26 June 2018
Tax points are important, they determine when the VAT you have charged to customers, is paid over to HMRC and also when you can reclaim VAT on a purchase your business has made.
Ordinarily, the invoice will be raised with an invoice date being either date of dispatch or date invoice issued. When completing the VAT return, invoices dated within the VAT return period are included on the return and the business pays over output tax to HMRC. Whether or not the invoice has been paid, the tax point date on the invoice determines when the VAT is to be paid to HMRC.
We are seeing more suppliers demanding longer payment terms, sometimes up to 120 days. This can create a cash-flow issue for your business as you may be paying VAT over to HMRC before the customer has paid you, effectively using your own cash to settle your VAT liability to HMRC.
So what can be done about this?
Cash accounting can be used by a business with turnover of less than £1.35m and once using the scheme can continue to use the scheme until turnover exceeds £1.6m
Cash accounting simply means the date on the invoice is ignored and the date the invoice is paid becomes the new tax point for reporting on the VAT return. For example, business raises an invoice 01 February 2018 for £1,000 + £200 VAT and customer pays in July 2018. Normally, this £200 VAT is declared on the February 2018 VAT return. Under cash accounting, the £200 is declared on the July 2018 VAT return.

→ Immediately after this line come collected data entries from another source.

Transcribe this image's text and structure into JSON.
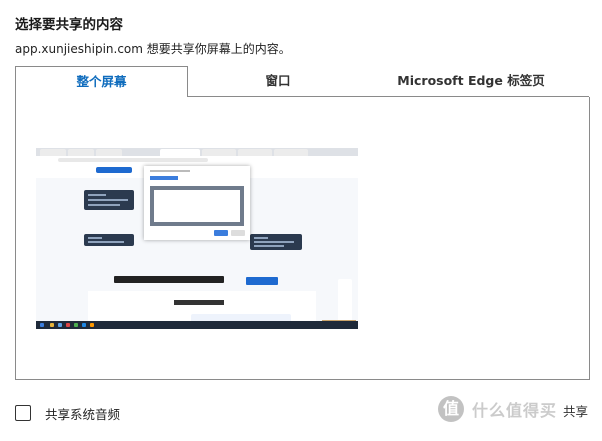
{
  "dialog": {
    "title": "选择要共享的内容",
    "subtitle": "app.xunjieshipin.com 想要共享你屏幕上的内容。"
  },
  "tabs": [
    {
      "label": "整个屏幕",
      "active": true
    },
    {
      "label": "窗口",
      "active": false
    },
    {
      "label": "Microsoft Edge 标签页",
      "active": false
    }
  ],
  "preview": {
    "hero_text": "视频屏幕录制工具 更多功能，尽在迅捷视频",
    "section_title": "在线录制视频工具"
  },
  "footer": {
    "audio_checkbox_label": "共享系统音频",
    "audio_checked": false,
    "share_button": "共享"
  },
  "watermark": {
    "logo": "值",
    "text": "什么值得买"
  },
  "colors": {
    "accent": "#0f6cbd",
    "border": "#8a8a8a"
  }
}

As a result, the business has met its obligation to pay HMRC but only when the customer has paid up first. Cash flow is improved whilst meeting supplier payment terms. In addition, should an invoice never be paid, creating a bad debt, having never paid VAT to HMRC, the business does not have to wait 6 months to reclaim VAT back from HMRC under bad debt relief rules.
The downside to the scheme is that the transition between standard and cash accounting needs to be handled carefully – switching to cash accounting at the start of a new VAT period is best, plus the business cannot reclaim input VAT on purchase invoices unless the invoice has been paid (so if the business tends not to pay suppliers on time, the business cannot reclaim VAT on those purchases until the supplier invoice is paid).
Even where your business is over the thresholds for using the scheme, there is the potential to use pro-forma or requests for payments, which create an additional administrative burden for the business but brings the cash flow benefits of cash accounting – but does require some care and effort to get it set up right.